El laberitno sinfín de la trata de personas
Todos los seres humanos nacen libres e iguales en dignidad y derechos
Si la dignidad humana constituye el bien protegido por excelencia y es la matriz en la que se escriben los demás derechos, ninguna afectación puede ser mayor que la irrogada contra ella. Los derechos humanos no son más que la eclosión de un solo gran derecho: el derecho a la dignidad de las personas y de los pueblos.
La pérdida de mayor envergadura, la que arrastra con el gran valor de la dignidad humana, es la de convertir a un individuo en objeto, en una mercancía, la de convertirlo finalmente en un ser desprovisto de libertad y voluntad propia.
Este es el punto de despegue inevitable para defender a las víctimas de tanto atropello y rescatarlas de la condición a la que han sido reducidas. El delito de trata de personas es por todo ello un delito contra los derechos humanos, una agresión total que ofende los principios fundamentales en que se basa la existencia digna del ser humano.
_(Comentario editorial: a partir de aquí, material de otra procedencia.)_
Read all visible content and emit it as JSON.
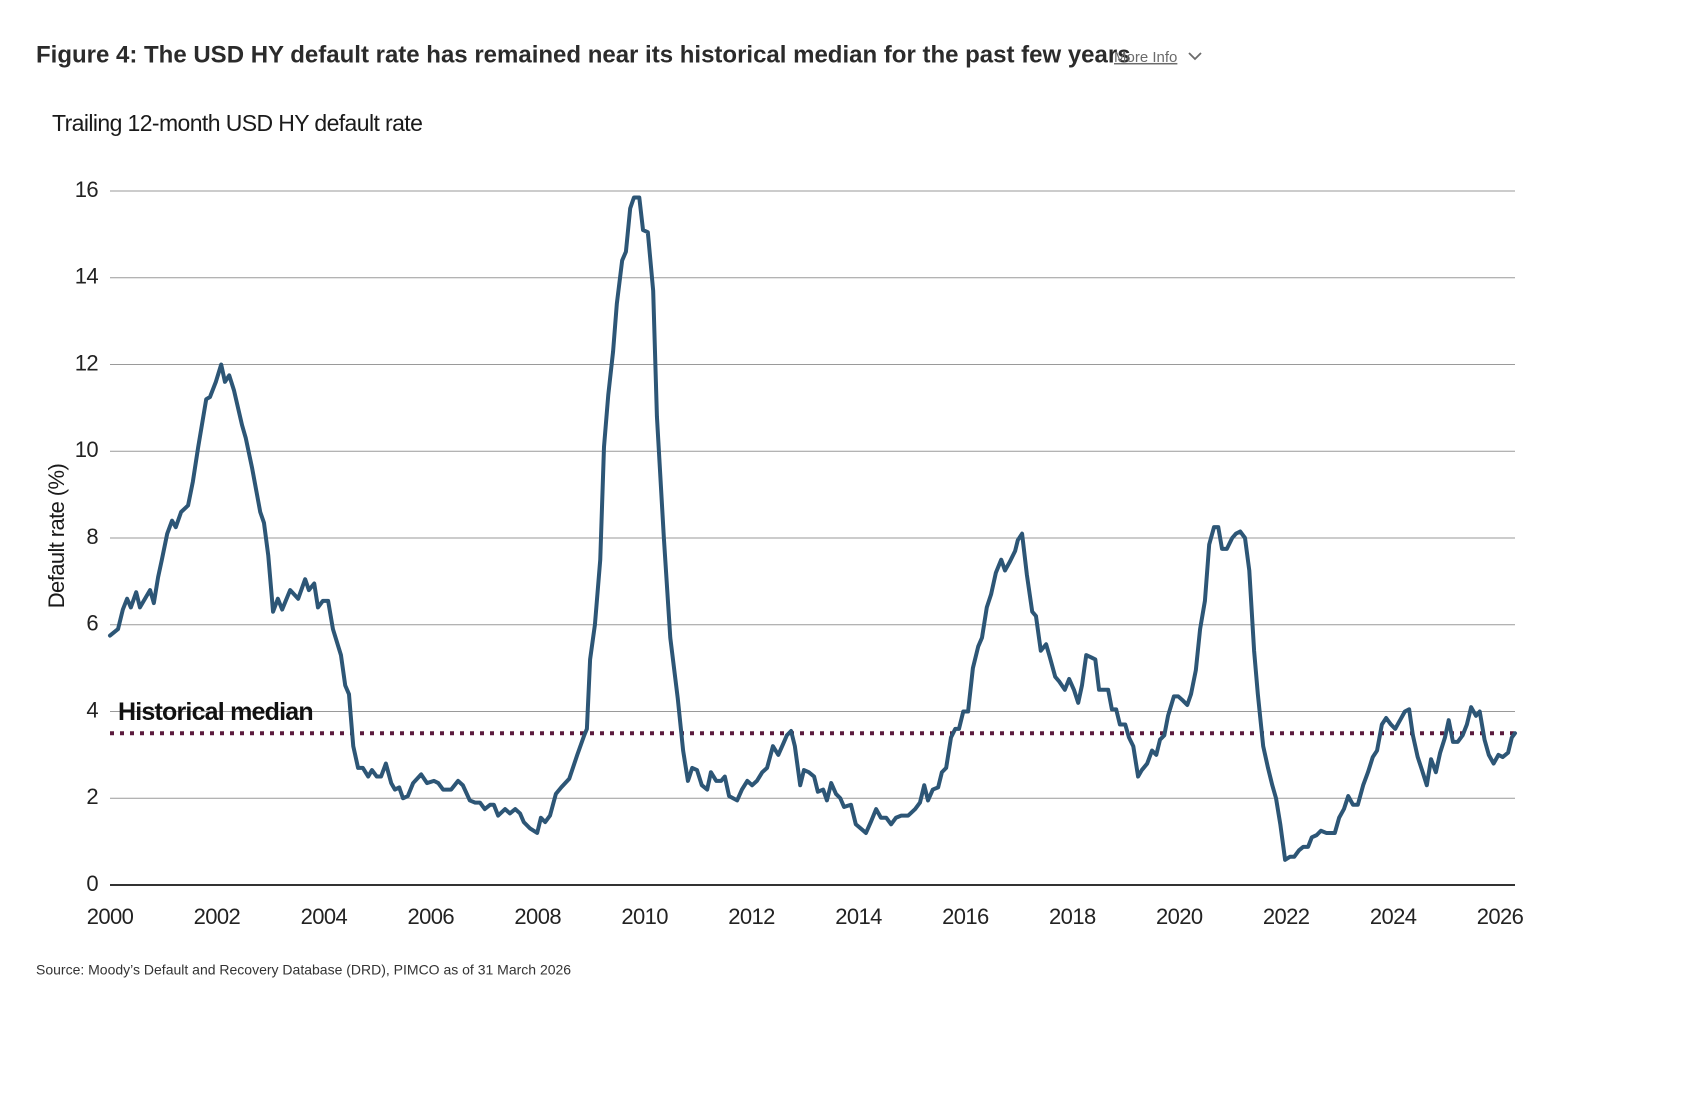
{
  "header": {
    "title": "Figure 4: The USD HY default rate has remained near its historical median for the past few years",
    "more_info": "More Info"
  },
  "chart_data": {
    "type": "line",
    "subtitle": "Trailing 12-month USD HY default rate",
    "y_label": "Default rate (%)",
    "x": [
      2000.0,
      2000.15,
      2000.24,
      2000.32,
      2000.39,
      2000.49,
      2000.56,
      2000.75,
      2000.82,
      2000.9,
      2000.97,
      2001.07,
      2001.16,
      2001.23,
      2001.33,
      2001.46,
      2001.55,
      2001.65,
      2001.8,
      2001.87,
      2001.98,
      2002.08,
      2002.15,
      2002.23,
      2002.32,
      2002.47,
      2002.54,
      2002.66,
      2002.81,
      2002.88,
      2002.96,
      2003.05,
      2003.14,
      2003.22,
      2003.37,
      2003.52,
      2003.65,
      2003.72,
      2003.82,
      2003.89,
      2003.98,
      2004.08,
      2004.17,
      2004.32,
      2004.4,
      2004.47,
      2004.55,
      2004.64,
      2004.73,
      2004.83,
      2004.9,
      2004.99,
      2005.07,
      2005.16,
      2005.26,
      2005.33,
      2005.41,
      2005.48,
      2005.57,
      2005.67,
      2005.82,
      2005.93,
      2006.06,
      2006.14,
      2006.23,
      2006.38,
      2006.51,
      2006.6,
      2006.73,
      2006.83,
      2006.92,
      2007.01,
      2007.11,
      2007.18,
      2007.26,
      2007.39,
      2007.48,
      2007.58,
      2007.67,
      2007.74,
      2007.86,
      2007.99,
      2008.06,
      2008.14,
      2008.23,
      2008.34,
      2008.44,
      2008.59,
      2008.74,
      2008.87,
      2008.92,
      2008.98,
      2009.07,
      2009.17,
      2009.24,
      2009.32,
      2009.41,
      2009.48,
      2009.58,
      2009.65,
      2009.73,
      2009.8,
      2009.9,
      2009.97,
      2010.06,
      2010.16,
      2010.23,
      2010.36,
      2010.48,
      2010.62,
      2010.72,
      2010.81,
      2010.89,
      2010.98,
      2011.07,
      2011.17,
      2011.24,
      2011.34,
      2011.43,
      2011.5,
      2011.58,
      2011.73,
      2011.82,
      2011.92,
      2012.01,
      2012.1,
      2012.2,
      2012.29,
      2012.4,
      2012.5,
      2012.59,
      2012.66,
      2012.74,
      2012.81,
      2012.91,
      2012.98,
      2013.07,
      2013.17,
      2013.24,
      2013.34,
      2013.41,
      2013.49,
      2013.58,
      2013.66,
      2013.73,
      2013.86,
      2013.95,
      2014.14,
      2014.23,
      2014.33,
      2014.42,
      2014.52,
      2014.61,
      2014.7,
      2014.8,
      2014.93,
      2015.06,
      2015.15,
      2015.23,
      2015.3,
      2015.39,
      2015.49,
      2015.56,
      2015.64,
      2015.73,
      2015.81,
      2015.88,
      2015.96,
      2016.05,
      2016.14,
      2016.24,
      2016.31,
      2016.4,
      2016.48,
      2016.57,
      2016.67,
      2016.74,
      2016.83,
      2016.93,
      2016.98,
      2017.06,
      2017.15,
      2017.25,
      2017.32,
      2017.41,
      2017.51,
      2017.58,
      2017.68,
      2017.75,
      2017.86,
      2017.94,
      2018.03,
      2018.11,
      2018.18,
      2018.26,
      2018.35,
      2018.43,
      2018.5,
      2018.59,
      2018.67,
      2018.74,
      2018.82,
      2018.89,
      2018.99,
      2019.06,
      2019.14,
      2019.23,
      2019.3,
      2019.4,
      2019.49,
      2019.57,
      2019.64,
      2019.72,
      2019.79,
      2019.9,
      2019.98,
      2020.07,
      2020.15,
      2020.22,
      2020.31,
      2020.39,
      2020.48,
      2020.56,
      2020.65,
      2020.73,
      2020.8,
      2020.89,
      2020.99,
      2021.06,
      2021.14,
      2021.23,
      2021.31,
      2021.4,
      2021.47,
      2021.57,
      2021.66,
      2021.74,
      2021.81,
      2021.89,
      2021.98,
      2022.07,
      2022.15,
      2022.24,
      2022.32,
      2022.41,
      2022.48,
      2022.57,
      2022.65,
      2022.75,
      2022.84,
      2022.91,
      2022.99,
      2023.08,
      2023.16,
      2023.25,
      2023.34,
      2023.44,
      2023.53,
      2023.62,
      2023.7,
      2023.79,
      2023.87,
      2023.96,
      2024.04,
      2024.13,
      2024.22,
      2024.3,
      2024.37,
      2024.46,
      2024.54,
      2024.63,
      2024.71,
      2024.8,
      2024.88,
      2024.97,
      2025.04,
      2025.12,
      2025.21,
      2025.3,
      2025.38,
      2025.46,
      2025.55,
      2025.62,
      2025.71,
      2025.79,
      2025.88,
      2025.97,
      2026.05,
      2026.15,
      2026.22,
      2026.28
    ],
    "series": [
      {
        "color": "#2d5676",
        "values": [
          5.75,
          5.9,
          6.35,
          6.6,
          6.4,
          6.75,
          6.4,
          6.8,
          6.5,
          7.1,
          7.5,
          8.1,
          8.4,
          8.25,
          8.6,
          8.75,
          9.3,
          10.1,
          11.2,
          11.25,
          11.6,
          12.0,
          11.6,
          11.75,
          11.4,
          10.6,
          10.3,
          9.6,
          8.6,
          8.35,
          7.6,
          6.3,
          6.6,
          6.35,
          6.8,
          6.6,
          7.05,
          6.8,
          6.95,
          6.4,
          6.55,
          6.55,
          5.9,
          5.3,
          4.6,
          4.4,
          3.2,
          2.7,
          2.7,
          2.5,
          2.65,
          2.5,
          2.5,
          2.8,
          2.35,
          2.2,
          2.25,
          2.0,
          2.05,
          2.35,
          2.55,
          2.35,
          2.4,
          2.35,
          2.2,
          2.2,
          2.4,
          2.3,
          1.95,
          1.9,
          1.9,
          1.75,
          1.85,
          1.85,
          1.6,
          1.75,
          1.65,
          1.75,
          1.65,
          1.45,
          1.3,
          1.2,
          1.55,
          1.45,
          1.6,
          2.1,
          2.25,
          2.45,
          3.0,
          3.45,
          3.6,
          5.2,
          6.0,
          7.5,
          10.1,
          11.3,
          12.3,
          13.4,
          14.4,
          14.6,
          15.6,
          15.85,
          15.85,
          15.1,
          15.05,
          13.7,
          10.8,
          8.0,
          5.7,
          4.3,
          3.1,
          2.4,
          2.7,
          2.65,
          2.3,
          2.2,
          2.6,
          2.4,
          2.4,
          2.5,
          2.05,
          1.95,
          2.2,
          2.4,
          2.3,
          2.4,
          2.6,
          2.7,
          3.2,
          3.0,
          3.25,
          3.45,
          3.55,
          3.2,
          2.3,
          2.65,
          2.6,
          2.5,
          2.15,
          2.2,
          1.95,
          2.35,
          2.1,
          2.0,
          1.8,
          1.85,
          1.4,
          1.2,
          1.45,
          1.75,
          1.55,
          1.55,
          1.4,
          1.55,
          1.6,
          1.6,
          1.75,
          1.9,
          2.3,
          1.95,
          2.2,
          2.25,
          2.6,
          2.7,
          3.4,
          3.6,
          3.6,
          4.0,
          4.0,
          5.0,
          5.5,
          5.7,
          6.4,
          6.7,
          7.2,
          7.5,
          7.25,
          7.45,
          7.7,
          7.95,
          8.1,
          7.15,
          6.3,
          6.2,
          5.4,
          5.55,
          5.25,
          4.8,
          4.7,
          4.5,
          4.75,
          4.5,
          4.2,
          4.6,
          5.3,
          5.25,
          5.2,
          4.5,
          4.5,
          4.5,
          4.05,
          4.05,
          3.7,
          3.7,
          3.4,
          3.2,
          2.5,
          2.65,
          2.8,
          3.1,
          3.0,
          3.35,
          3.45,
          3.9,
          4.35,
          4.35,
          4.25,
          4.15,
          4.4,
          4.95,
          5.9,
          6.55,
          7.85,
          8.25,
          8.25,
          7.75,
          7.75,
          8.0,
          8.1,
          8.15,
          8.0,
          7.25,
          5.4,
          4.4,
          3.2,
          2.7,
          2.3,
          2.0,
          1.4,
          0.58,
          0.65,
          0.65,
          0.8,
          0.88,
          0.88,
          1.1,
          1.15,
          1.25,
          1.2,
          1.2,
          1.2,
          1.55,
          1.75,
          2.05,
          1.85,
          1.85,
          2.3,
          2.6,
          2.95,
          3.1,
          3.7,
          3.85,
          3.7,
          3.6,
          3.8,
          4.0,
          4.05,
          3.45,
          2.95,
          2.65,
          2.3,
          2.9,
          2.6,
          3.05,
          3.4,
          3.8,
          3.3,
          3.3,
          3.45,
          3.7,
          4.1,
          3.9,
          4.0,
          3.35,
          3.0,
          2.8,
          3.0,
          2.95,
          3.05,
          3.4,
          3.5
        ]
      }
    ],
    "xlim": [
      2000,
      2026.28
    ],
    "xticks": [
      2000,
      2002,
      2004,
      2006,
      2008,
      2010,
      2012,
      2014,
      2016,
      2018,
      2020,
      2022,
      2024,
      2026
    ],
    "ylim": [
      0,
      16
    ],
    "yticks": [
      0,
      2,
      4,
      6,
      8,
      10,
      12,
      14,
      16
    ],
    "grid": true,
    "reference_line": {
      "value": 3.5,
      "label": "Historical median",
      "color": "#5a1a3c"
    }
  },
  "source": "Source: Moody’s Default and Recovery Database (DRD), PIMCO as of 31 March 2026"
}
Desde otra perspectiva, si algo da razón a nuestra vida es la identidad y la pertenencia, que nos garantiza un plus de dignidad: somos parte de un país, de una familia, de un gremio, de un barrio o de una iglesia. Ese horizonte propio se traduce en ejercicio de derechos. Cuando realizamos una decisión migratoria, inclusive aquella que se hace en condiciones de absoluta libertad, ella implica algunas renuncias familiares y sociales; no obstante, viajamos con nuestra dignidad en el equipaje. El riesgo mayor que podríamos enfrentar en nuestro periplo es el de ser tratados como objetos, ser vendidos o esclavizados.
Cada vez que pensamos en la esclavitud se vienen a la mente imágenes del pasado, como en el caso de la colonización española en que indígenas y africanos fueron sometidos a condiciones oprobiosas en los obrajes, en las mitas y en las encomiendas; o la imagen que en la tradición cristina constituye la historia de José hijo de Jacob vendido por sus propios hermanos; o inclusive la “triste historia de la Cándida Eréndira” en la Literatura… Pero la esclavitud no ha concluido, la OIT informa que en el mundo se calcula que existen más de doce millones de personas obligadas a trabajos forzados y casi la mitad son niños[1] y la cifra siendo enorme, resulta aún conservadora.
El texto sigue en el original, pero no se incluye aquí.